Newly released polling data shows North Carolina is likely to be a close match-up in the 2020 presidential election, while Governor Roy Cooper looks favorable to win re-election to a second term.

Public Policy Polling released it’s first polling results related to the 2020 election cycle last week. They spoke to 750 North Carolina-based registered voters between the days of January 4 and the 7 over the phone and through an online survey.

And based on what they found, Cooper might just breathe a little easier heading into his re-election campaign. The responses from voters on how Cooper is handling his job were favorable with 44 percent approve of the job he is doing and 35 percent disapproving. At the same time in Pat McCrory’s governorship, North Carolinians disapproved of the job he was doing by four percentage points in a similar survey.

Tom Jensen, director of Public Policy Polling, spoke to Aaron Keck last Thursday about these latest polling results.

“Cooper has held up with his popularity much better over the first couple of years of his governorship than his two immediate predecessors have,” he said.

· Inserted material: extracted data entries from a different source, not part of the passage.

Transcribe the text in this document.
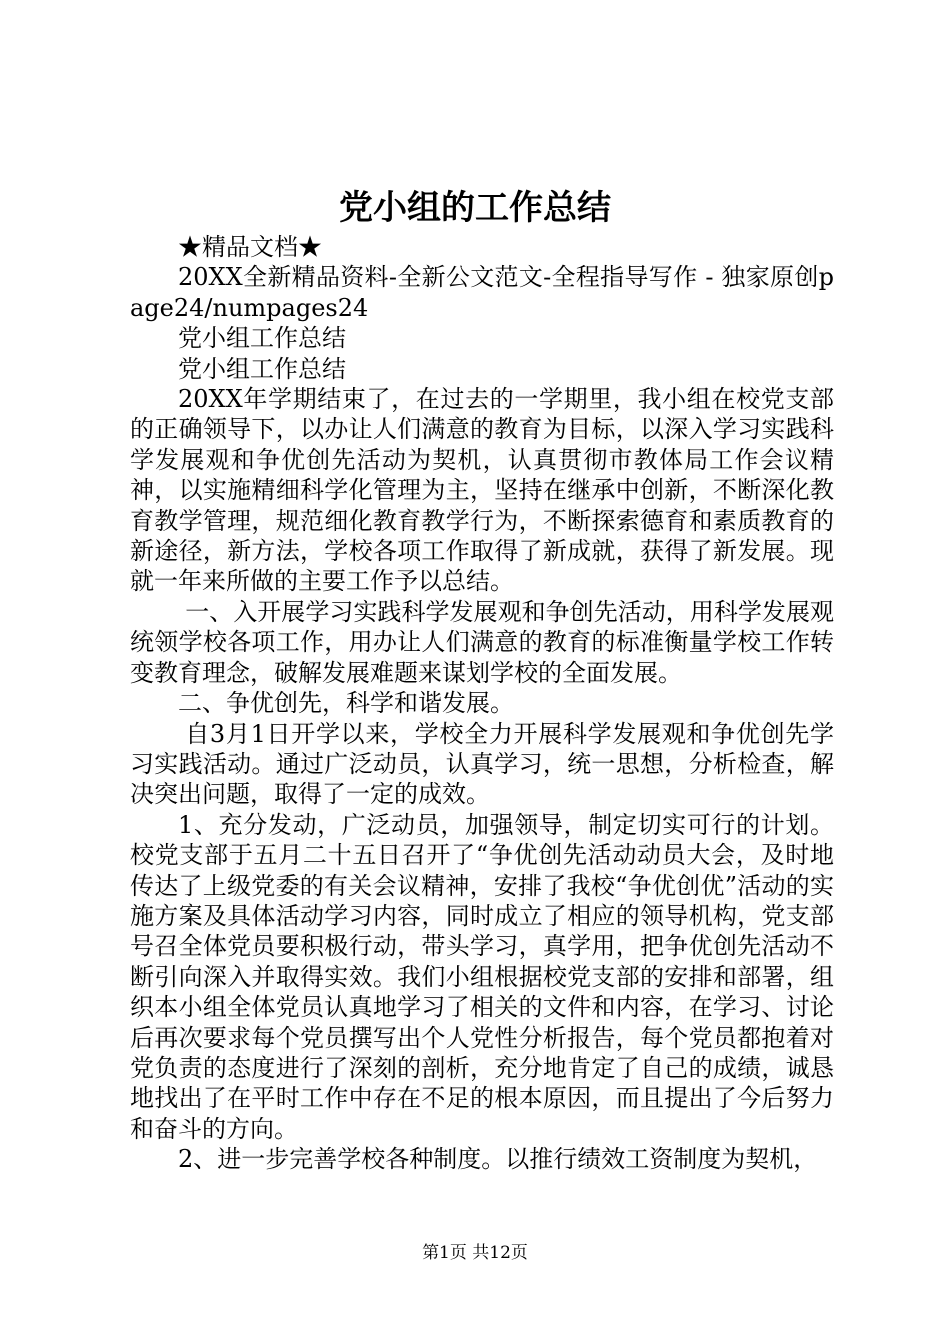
党小组的工作总结

★精品文档★

20XX全新精品资料-全新公文范文-全程指导写作 - 独家原创page24/numpages24

党小组工作总结

党小组工作总结

20XX年学期结束了，在过去的一学期里，我小组在校党支部的正确领导下，以办让人们满意的教育为目标，以深入学习实践科学发展观和争优创先活动为契机，认真贯彻市教体局工作会议精神，以实施精细科学化管理为主，坚持在继承中创新，不断深化教育教学管理，规范细化教育教学行为，不断探索德育和素质教育的新途径，新方法，学校各项工作取得了新成就，获得了新发展。现就一年来所做的主要工作予以总结。

一、入开展学习实践科学发展观和争创先活动，用科学发展观统领学校各项工作，用办让人们满意的教育的标准衡量学校工作转变教育理念，破解发展难题来谋划学校的全面发展。

二、争优创先，科学和谐发展。

自3月1日开学以来，学校全力开展科学发展观和争优创先学习实践活动。通过广泛动员，认真学习，统一思想，分析检查，解决突出问题，取得了一定的成效。

1、充分发动，广泛动员，加强领导，制定切实可行的计划。校党支部于五月二十五日召开了“争优创先活动动员大会，及时地传达了上级党委的有关会议精神，安排了我校“争优创优”活动的实施方案及具体活动学习内容，同时成立了相应的领导机构，党支部号召全体党员要积极行动，带头学习，真学用，把争优创先活动不断引向深入并取得实效。我们小组根据校党支部的安排和部署，组织本小组全体党员认真地学习了相关的文件和内容，在学习、讨论后再次要求每个党员撰写出个人党性分析报告，每个党员都抱着对党负责的态度进行了深刻的剖析，充分地肯定了自己的成绩，诚恳地找出了在平时工作中存在不足的根本原因，而且提出了今后努力和奋斗的方向。

2、进一步完善学校各种制度。以推行绩效工资制度为契机，

第1页 共12页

Also in Cooper’s favor, Jensen said, were the poor numbers put up by the current governor’s likely Republican opponents. Lieutenant Governor Dan Forest all but declared his candidacy for the race last August when he declared that a Forest Administration would be able to fix the I-77 tolls project. But the results here show Forest has bad name recognition among voters, and trails behind Cooper by 12 points in a hypothetical match-up.

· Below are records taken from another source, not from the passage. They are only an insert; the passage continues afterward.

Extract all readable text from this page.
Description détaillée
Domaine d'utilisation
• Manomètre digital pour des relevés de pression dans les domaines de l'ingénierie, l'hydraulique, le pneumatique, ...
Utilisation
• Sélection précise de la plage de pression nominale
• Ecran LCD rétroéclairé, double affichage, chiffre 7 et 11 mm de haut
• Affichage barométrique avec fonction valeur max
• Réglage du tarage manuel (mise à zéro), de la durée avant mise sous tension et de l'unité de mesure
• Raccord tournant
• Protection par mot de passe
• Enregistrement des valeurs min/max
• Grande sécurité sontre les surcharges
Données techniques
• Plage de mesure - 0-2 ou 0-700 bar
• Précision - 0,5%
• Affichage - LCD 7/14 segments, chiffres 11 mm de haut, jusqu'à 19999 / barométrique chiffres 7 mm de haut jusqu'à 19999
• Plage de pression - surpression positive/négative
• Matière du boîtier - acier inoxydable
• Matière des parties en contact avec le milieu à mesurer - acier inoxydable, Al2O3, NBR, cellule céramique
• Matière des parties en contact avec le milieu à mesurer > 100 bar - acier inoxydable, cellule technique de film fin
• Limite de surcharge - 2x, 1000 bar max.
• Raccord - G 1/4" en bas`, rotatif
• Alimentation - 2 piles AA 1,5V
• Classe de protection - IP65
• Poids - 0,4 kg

The polling also asked about five other hypothetical Republican challengers in 2020. Pat McCrory proved the closet match, with only five points between him and Cooper.

The number surrounding the presidential election in 2020 are a lot narrower, Jensen said.

“Really, the way that those shook out was, the higher the name recognition for the Democrats, the better they did against Trump,” Jensen said. “Trump got 44 to 46 percent no matter who he tested against him. But the Democrats got varying levels based on how well known they were.”

For President Trump, 46 percent approved of the job he was doing, while 50 percent disapproved in these polls. Against hypothetical Democratic challengers Joe Biden and Bernie Sanders, Trump scores around five and three percentage points below them, respectively. He tied likely contenders Elizabeth Warren and Kamala Harris and led by several points over Beto O’Rouke and Cory Booker.

A key group in the elections might turn out to be those who did not pick one way or the other in these polls. Jensen said that crucial group of undecided voters still have a lot of time to swing one way or the other.

“They are the kind of voters who just dislike everyone, and its just going to be a question who they are going to dislike more when we get to 22 months from now. The tendency is for those voters who dislike everyone is to generally vote for the party that is out of power. So that would probably be good news for Democrats, but there’s also plenty of time in the next 22 months for Democrats to antagonize these voters even more than Republicans do.”